I also got caught for $100 with AK in the BB vs 88 on the button. He raised to 6. I reraised to $18. He called. Flop came AT8 two of a suit. I bet $35 and he raised all in with a set of 8s. Can't really see me getting away from that one.

So, just one of those nights. It followed a $200 hit in my final session the previous night ($100 buy-in on No IQ), so that's damaged the figures for the month quite a bit.

I suppose part of the reason for a lack of emotional response was that, when your equity portfolio is down $6k in 22 days, a minor blip at $200 buy-in seems an irrelevancy.

++++++++

Fed cuts interest rates by 75bp. This was already factored into interest rate swaps. The only surprise was that it came yesterday rather than at month-end. So why should sterling recover nearly three cents as a result?

Two reasons. The first is that the currency market is often stupid. It should make no difference in a cricket match if a top bowler is brought on now rather than, as had been expected, in three overs' time. But it still (temporarily) impacts the expected total score of the batting team in the spread markets when it happens.

Currencies are like that.

The second reason is more valid. Although the 75bp cut was "factored in", once it arrived, the traders started wondering whether more might be on the way.

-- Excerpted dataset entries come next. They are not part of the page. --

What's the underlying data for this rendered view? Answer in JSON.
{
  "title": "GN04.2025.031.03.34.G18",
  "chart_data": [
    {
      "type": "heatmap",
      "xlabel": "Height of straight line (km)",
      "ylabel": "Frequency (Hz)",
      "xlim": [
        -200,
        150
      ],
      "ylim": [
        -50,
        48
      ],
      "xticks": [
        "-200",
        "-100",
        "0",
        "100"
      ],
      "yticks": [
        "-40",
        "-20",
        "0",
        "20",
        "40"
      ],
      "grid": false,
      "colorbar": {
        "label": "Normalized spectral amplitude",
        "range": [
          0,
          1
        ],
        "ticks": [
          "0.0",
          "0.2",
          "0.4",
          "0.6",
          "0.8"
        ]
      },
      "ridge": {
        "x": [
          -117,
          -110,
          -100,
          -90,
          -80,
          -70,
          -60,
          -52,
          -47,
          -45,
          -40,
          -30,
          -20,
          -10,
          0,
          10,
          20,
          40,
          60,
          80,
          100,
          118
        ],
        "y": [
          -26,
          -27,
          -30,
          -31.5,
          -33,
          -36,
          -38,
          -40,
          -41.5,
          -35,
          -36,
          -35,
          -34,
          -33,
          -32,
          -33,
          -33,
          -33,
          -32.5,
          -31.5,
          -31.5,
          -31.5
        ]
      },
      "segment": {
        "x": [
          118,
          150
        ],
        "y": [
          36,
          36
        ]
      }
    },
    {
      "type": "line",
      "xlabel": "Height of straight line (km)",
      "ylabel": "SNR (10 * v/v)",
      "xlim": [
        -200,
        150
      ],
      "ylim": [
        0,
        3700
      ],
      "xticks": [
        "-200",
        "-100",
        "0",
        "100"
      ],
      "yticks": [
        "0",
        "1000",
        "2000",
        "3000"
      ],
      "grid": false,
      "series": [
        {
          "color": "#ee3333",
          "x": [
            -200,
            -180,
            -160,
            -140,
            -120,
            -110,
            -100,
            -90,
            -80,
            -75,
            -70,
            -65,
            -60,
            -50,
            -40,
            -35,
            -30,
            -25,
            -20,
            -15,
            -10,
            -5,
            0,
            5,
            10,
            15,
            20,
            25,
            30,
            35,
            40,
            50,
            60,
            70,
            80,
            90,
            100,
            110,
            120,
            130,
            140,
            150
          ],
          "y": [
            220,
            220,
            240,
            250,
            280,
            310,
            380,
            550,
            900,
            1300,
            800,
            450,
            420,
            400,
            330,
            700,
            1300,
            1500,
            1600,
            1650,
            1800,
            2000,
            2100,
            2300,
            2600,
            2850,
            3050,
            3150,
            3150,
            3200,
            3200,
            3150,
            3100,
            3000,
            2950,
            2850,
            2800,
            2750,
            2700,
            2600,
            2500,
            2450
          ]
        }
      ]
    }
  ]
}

The most pleasing thing that I read, however, was a quote from the chief investment strategist at Merrill Lynch (although, now I think about it, that's not a job with a great track record recently). He echoed something that I wrote here and which I didn't read anywhere else at the time --

"In simple terms, [the central banks] cannot force financial institutions to start or stop lending".
wrote Rchard Bernstein.


I've been pointing out this blatantly obvious fact - that the setting of interest rates controls only the base price — for months. It doesn't control liquidity and, more importantly, it doesn't control the level of risk aversion. You (in the role of Ben Bernanke) could cut rates by three per cent, but if risk aversion went through the roof, it would still cost a less than triple A borrower more to borrow.

This is the situation in which we find ourselves now. Risk aversion has been at very low levels and has now returned to normality. Cutrting rates won't make lenders less risk averse.